Movie of the Week - Coin Heist
Alexa: I’m not sure if teen movies were actually better when I was their target audience or if I just look back on them through rose-tinted glasses out of nostalgic fondness. But when I watched Coin Heist, all I could think was, “Back in my day kids in these movies stole the SAT scores and it made way more sense.” (But seriously, the teen heist movie of my youth starred the future Captain America and Black Widow, so it wins by default.) Coin Heist follows four high school students who fit neatly in Breakfast Club-style silos – the movie’s synopsis calls them the hacker, the slacker, the athlete and the perfect student – whose prep school is on the brink of closing after the headmaster allegedly embezzles money from the school’s endowment. So the unlikely friends concoct a plan to break into the U.S. Mint, print a batch of rare coins, smuggle them out and sell them to coin collectors in a bid to earn the money back. With a premise that outlandish, the movie has to have some sense of self-awareness to succeed. But instead of embracing the story’s inherent silliness, Coin Heist takes itself too seriously. And unlike the Breakfast Club characters it tries to emulate, the movie’s protagonists feel about as cold and flat as the money they steal. Unfortunately the movie dedicates more time to their interpersonal drama than to the heist itself, and what could have been a wild, entertaining ride falls flat as a result.
Joel: Alexa dances around it, but I’ll come right out and say it, The Perfect Score is the movie you should be watching instead of this one. I’m not sure that defending The Perfect Score as a truly great piece of filmmaking is the hill I want to die on, but it was impossible to watch Coin Heist without constantly comparing it to the earlier teen heist film, and Coin Heist fell short in pretty much every way. Like The Perfect Score, Coin Heist set itself up as The Breakfast Club meets Ocean’s Eleven, but then decided to add an indy, coming coming of age, teen melodrama feel to the whole thing. The feel of the movie doesn’t mesh well with the premise at all and the whole thing comes off as a little tone deaf. For a heist movie, the actual heist sequence feels almost frustratingly muted in emotion or stakes. It feels like very little planning went into the layout of this sequence. There are shots of security guards walking around, but the layout of the building is never established so there’s no way of knowing if the kids are in any real danger or not. And if they are in danger, it seems to go away by simply ducking behind the coin machine for a few minutes. The whole thing feels very low stakes, which is not what you want out of a heist movie.

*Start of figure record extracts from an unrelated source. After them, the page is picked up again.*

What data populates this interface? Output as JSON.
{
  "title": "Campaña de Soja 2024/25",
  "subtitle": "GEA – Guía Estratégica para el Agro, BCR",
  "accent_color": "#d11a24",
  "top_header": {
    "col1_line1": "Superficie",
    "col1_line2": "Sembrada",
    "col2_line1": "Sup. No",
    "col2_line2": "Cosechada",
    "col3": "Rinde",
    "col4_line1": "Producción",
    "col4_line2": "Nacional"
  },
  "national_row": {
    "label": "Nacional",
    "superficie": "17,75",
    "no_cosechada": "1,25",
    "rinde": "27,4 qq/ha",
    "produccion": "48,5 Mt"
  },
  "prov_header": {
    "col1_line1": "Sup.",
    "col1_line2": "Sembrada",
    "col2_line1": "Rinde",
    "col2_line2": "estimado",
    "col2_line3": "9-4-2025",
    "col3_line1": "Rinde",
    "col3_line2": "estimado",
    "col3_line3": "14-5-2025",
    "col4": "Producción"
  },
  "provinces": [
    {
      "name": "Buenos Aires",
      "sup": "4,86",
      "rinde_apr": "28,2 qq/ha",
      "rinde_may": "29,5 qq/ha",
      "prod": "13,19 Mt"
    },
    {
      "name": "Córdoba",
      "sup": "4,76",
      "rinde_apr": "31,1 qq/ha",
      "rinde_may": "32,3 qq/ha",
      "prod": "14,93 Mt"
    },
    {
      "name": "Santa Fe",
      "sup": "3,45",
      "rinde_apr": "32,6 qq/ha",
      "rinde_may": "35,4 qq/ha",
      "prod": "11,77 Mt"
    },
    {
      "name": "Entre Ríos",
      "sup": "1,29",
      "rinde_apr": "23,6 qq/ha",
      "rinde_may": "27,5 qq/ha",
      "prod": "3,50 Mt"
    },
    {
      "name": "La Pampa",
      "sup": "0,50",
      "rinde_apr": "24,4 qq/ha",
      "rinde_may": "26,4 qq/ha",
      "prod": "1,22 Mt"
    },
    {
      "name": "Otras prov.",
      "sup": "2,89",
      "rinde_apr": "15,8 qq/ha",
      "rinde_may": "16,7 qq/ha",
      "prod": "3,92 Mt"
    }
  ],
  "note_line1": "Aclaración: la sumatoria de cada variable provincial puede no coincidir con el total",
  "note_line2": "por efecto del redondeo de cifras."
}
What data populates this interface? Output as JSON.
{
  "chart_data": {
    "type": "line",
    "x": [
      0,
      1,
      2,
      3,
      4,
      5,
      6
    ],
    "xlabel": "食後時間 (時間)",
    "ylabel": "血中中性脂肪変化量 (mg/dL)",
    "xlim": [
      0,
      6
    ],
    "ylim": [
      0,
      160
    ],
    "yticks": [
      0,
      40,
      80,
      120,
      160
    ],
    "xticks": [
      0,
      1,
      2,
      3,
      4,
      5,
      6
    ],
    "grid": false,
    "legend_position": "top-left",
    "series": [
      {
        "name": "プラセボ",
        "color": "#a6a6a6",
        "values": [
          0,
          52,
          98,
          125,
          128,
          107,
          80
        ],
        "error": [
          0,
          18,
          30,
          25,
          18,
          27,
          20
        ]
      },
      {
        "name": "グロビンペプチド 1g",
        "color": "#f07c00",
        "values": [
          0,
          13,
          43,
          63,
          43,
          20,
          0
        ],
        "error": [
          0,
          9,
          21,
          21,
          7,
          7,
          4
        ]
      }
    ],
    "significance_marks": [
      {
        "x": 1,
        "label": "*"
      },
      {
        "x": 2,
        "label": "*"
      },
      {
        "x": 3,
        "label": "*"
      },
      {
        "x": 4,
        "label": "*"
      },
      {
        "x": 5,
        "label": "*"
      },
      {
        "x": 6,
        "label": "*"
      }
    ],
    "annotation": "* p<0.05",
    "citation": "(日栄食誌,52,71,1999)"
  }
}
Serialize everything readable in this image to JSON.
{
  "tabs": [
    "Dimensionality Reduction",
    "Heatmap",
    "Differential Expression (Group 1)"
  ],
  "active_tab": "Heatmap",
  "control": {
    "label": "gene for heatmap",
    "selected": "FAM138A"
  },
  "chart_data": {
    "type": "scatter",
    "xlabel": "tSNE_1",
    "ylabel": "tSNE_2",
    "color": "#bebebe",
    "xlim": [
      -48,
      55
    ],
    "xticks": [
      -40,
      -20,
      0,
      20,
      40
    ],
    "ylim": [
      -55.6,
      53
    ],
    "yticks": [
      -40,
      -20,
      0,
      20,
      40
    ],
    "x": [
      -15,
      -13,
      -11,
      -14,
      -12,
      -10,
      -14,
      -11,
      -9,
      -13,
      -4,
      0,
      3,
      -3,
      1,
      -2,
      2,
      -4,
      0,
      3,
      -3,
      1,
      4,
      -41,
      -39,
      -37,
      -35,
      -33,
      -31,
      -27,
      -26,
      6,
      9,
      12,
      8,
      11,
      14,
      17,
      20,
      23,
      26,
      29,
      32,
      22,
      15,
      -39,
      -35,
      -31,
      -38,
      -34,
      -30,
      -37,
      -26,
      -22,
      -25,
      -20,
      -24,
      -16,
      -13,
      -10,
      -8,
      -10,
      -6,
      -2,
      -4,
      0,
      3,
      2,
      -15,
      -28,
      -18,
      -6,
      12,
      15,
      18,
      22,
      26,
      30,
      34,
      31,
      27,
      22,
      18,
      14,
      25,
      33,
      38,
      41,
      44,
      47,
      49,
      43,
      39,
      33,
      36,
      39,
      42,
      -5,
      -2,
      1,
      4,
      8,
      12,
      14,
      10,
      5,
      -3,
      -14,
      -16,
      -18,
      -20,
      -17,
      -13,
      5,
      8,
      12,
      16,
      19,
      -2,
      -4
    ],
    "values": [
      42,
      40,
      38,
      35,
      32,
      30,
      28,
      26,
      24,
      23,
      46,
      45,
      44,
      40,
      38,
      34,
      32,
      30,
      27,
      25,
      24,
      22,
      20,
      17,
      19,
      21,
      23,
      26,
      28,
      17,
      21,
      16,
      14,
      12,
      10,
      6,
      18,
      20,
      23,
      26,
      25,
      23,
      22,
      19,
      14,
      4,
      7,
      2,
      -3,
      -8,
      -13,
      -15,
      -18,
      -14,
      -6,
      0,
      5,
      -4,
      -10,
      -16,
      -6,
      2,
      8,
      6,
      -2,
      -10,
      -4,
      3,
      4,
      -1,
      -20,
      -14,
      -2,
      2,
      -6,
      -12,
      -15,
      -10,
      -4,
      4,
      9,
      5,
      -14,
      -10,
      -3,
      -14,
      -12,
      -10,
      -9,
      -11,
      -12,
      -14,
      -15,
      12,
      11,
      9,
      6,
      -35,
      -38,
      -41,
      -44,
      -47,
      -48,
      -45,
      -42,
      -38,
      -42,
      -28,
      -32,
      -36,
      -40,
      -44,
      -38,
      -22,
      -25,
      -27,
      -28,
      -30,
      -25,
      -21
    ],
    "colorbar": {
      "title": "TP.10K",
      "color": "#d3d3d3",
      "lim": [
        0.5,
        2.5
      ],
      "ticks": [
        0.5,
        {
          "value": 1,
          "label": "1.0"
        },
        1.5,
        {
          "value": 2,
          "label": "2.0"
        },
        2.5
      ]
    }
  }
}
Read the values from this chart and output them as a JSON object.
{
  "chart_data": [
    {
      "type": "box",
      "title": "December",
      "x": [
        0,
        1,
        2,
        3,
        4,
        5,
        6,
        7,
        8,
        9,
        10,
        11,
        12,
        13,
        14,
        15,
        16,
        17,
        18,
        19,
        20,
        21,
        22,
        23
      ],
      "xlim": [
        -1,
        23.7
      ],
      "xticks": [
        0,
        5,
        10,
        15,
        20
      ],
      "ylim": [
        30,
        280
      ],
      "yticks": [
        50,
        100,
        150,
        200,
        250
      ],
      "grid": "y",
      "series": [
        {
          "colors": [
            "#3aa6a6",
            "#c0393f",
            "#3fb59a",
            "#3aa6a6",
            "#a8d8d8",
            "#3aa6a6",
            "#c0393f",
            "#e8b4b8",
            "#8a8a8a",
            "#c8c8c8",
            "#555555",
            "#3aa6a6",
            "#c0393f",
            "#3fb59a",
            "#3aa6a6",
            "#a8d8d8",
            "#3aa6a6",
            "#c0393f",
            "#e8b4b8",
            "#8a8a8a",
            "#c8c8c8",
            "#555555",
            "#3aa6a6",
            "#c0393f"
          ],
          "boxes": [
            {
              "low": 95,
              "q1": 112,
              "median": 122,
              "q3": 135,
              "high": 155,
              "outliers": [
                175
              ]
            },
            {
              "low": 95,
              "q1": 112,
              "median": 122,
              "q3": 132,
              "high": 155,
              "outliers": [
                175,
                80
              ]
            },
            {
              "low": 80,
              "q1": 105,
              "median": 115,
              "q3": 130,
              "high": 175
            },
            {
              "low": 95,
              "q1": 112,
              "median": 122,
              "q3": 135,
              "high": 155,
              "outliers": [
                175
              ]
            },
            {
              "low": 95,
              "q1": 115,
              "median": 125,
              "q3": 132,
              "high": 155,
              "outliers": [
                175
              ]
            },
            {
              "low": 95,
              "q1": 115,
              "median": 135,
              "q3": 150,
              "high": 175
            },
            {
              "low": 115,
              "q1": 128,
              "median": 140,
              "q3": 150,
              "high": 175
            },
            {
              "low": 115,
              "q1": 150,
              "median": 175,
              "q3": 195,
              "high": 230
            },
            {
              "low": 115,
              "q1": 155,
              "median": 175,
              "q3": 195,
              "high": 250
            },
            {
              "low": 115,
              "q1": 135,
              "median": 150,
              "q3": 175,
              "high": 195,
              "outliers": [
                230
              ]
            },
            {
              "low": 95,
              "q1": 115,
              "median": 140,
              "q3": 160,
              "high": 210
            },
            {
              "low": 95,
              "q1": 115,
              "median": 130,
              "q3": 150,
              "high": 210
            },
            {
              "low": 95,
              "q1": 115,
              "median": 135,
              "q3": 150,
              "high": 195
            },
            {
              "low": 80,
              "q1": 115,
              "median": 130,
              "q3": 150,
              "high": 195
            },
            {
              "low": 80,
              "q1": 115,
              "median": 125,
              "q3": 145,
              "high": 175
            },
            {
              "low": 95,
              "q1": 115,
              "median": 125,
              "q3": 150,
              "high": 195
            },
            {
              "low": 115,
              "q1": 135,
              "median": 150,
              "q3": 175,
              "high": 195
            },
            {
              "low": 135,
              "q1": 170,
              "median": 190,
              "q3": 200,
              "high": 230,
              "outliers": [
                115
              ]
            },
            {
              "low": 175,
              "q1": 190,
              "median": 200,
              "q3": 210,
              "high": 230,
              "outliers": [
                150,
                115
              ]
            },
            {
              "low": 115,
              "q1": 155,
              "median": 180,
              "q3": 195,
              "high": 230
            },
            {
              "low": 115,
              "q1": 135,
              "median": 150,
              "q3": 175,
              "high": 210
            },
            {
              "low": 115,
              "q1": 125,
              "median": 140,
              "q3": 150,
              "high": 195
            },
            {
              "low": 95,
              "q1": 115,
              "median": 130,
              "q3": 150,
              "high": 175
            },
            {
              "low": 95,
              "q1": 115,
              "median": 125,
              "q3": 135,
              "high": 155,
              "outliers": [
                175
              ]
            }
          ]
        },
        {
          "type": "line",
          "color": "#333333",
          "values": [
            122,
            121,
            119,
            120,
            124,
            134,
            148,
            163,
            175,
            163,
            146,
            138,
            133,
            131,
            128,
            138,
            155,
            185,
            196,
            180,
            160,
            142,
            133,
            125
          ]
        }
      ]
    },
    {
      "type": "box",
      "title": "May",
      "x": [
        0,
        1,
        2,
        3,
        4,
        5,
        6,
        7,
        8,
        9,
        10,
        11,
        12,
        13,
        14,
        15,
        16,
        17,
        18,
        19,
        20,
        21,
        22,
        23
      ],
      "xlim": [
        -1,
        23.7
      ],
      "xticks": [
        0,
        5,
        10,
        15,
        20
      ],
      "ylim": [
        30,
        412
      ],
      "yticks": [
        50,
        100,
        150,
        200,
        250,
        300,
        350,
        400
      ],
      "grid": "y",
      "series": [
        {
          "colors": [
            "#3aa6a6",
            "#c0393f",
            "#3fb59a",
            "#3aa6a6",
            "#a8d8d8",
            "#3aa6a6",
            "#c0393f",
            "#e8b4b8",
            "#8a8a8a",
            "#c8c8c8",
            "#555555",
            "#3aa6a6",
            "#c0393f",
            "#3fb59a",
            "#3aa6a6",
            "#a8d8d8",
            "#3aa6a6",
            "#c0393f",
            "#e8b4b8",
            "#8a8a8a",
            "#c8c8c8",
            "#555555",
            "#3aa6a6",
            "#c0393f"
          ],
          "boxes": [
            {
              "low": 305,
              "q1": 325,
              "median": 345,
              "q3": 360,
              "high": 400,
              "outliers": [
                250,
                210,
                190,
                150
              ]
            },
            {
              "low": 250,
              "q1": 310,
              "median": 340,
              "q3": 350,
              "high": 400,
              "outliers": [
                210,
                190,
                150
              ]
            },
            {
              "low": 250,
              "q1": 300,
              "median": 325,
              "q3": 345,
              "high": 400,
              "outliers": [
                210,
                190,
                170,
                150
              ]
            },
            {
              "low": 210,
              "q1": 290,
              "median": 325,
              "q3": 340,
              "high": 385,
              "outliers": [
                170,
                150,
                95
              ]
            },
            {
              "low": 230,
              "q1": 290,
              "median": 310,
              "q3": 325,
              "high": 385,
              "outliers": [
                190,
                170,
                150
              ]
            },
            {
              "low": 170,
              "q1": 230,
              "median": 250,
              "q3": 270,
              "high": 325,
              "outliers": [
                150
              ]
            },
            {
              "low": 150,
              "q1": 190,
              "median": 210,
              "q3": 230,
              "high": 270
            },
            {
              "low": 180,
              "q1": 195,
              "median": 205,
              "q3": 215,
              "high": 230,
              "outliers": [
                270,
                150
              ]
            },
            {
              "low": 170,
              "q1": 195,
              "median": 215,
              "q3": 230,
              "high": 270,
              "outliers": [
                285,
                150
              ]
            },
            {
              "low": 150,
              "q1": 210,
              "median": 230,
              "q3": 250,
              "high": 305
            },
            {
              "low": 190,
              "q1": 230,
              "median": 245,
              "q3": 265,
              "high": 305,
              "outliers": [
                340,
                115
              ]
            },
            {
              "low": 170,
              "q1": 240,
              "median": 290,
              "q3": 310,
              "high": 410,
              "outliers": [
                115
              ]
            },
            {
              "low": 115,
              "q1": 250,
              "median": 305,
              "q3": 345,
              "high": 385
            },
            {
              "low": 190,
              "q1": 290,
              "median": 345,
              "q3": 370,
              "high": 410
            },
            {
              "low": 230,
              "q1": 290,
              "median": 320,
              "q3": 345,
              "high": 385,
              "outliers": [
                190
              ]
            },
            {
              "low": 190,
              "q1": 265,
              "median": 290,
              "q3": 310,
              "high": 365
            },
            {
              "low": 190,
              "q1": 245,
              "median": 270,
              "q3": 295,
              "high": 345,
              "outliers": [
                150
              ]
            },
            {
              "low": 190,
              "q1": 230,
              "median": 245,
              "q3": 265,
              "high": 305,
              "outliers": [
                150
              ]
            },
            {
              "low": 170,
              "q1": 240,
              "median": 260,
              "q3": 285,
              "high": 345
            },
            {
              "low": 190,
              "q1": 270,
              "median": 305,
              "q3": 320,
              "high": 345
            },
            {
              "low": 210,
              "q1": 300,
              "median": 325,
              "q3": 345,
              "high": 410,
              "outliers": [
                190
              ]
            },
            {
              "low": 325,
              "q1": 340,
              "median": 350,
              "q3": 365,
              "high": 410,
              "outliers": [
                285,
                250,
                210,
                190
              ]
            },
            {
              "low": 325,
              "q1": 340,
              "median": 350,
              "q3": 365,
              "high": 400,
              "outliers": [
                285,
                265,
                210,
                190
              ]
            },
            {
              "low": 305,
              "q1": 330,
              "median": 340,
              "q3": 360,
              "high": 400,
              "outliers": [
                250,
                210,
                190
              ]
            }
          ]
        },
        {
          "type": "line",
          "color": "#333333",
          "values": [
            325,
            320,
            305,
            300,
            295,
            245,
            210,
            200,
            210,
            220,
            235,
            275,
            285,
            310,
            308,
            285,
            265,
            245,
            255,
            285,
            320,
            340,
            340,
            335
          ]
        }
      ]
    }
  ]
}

Chris: This movie isn't good and it's not necessarily bad but what it can certainly be identifying as is forgettable. One of the biggest rules filmmakers try to follow is that "it's better to show the audience than tell the audience" and that's exactly what this movie is guilty of breaking from the very onset of the premise. The smart girl approaches the headmaster's son about the heist idea because she saw how he was being treated by other students, evidence of which hadn't been really seen on the screen. And it felt like she jumped to the idea of this heist almost immediately and so the desperation behind the need to pull a plan like this off seems completely absent. What should feel like a last-ditch effort to save the school really comes off as the first idea one of them had and they treat it as if they had nothing better to do so why not? It's like the only direction any of the main characters were given were to be angsty teenagers but forget to tell to them to act like there were actual stakes and risks for stealing from the freaking US government. It takes a lot of work to make a movie which surprises me that this movie was even made because it came off that nobody could be bother to give a crap. I think I just talked myself out of my original premise in my first sentence, this movie is hot garbage, go make a angsty teenage movie where nobody does anything and maybe then the tone will fit the plot. And some of you reading this might be thinking, "wow, Chris, you really went from zero to sixty pretty quick on this movie." And you're right, I pulled something off nobody else in this dumb movie was capable of.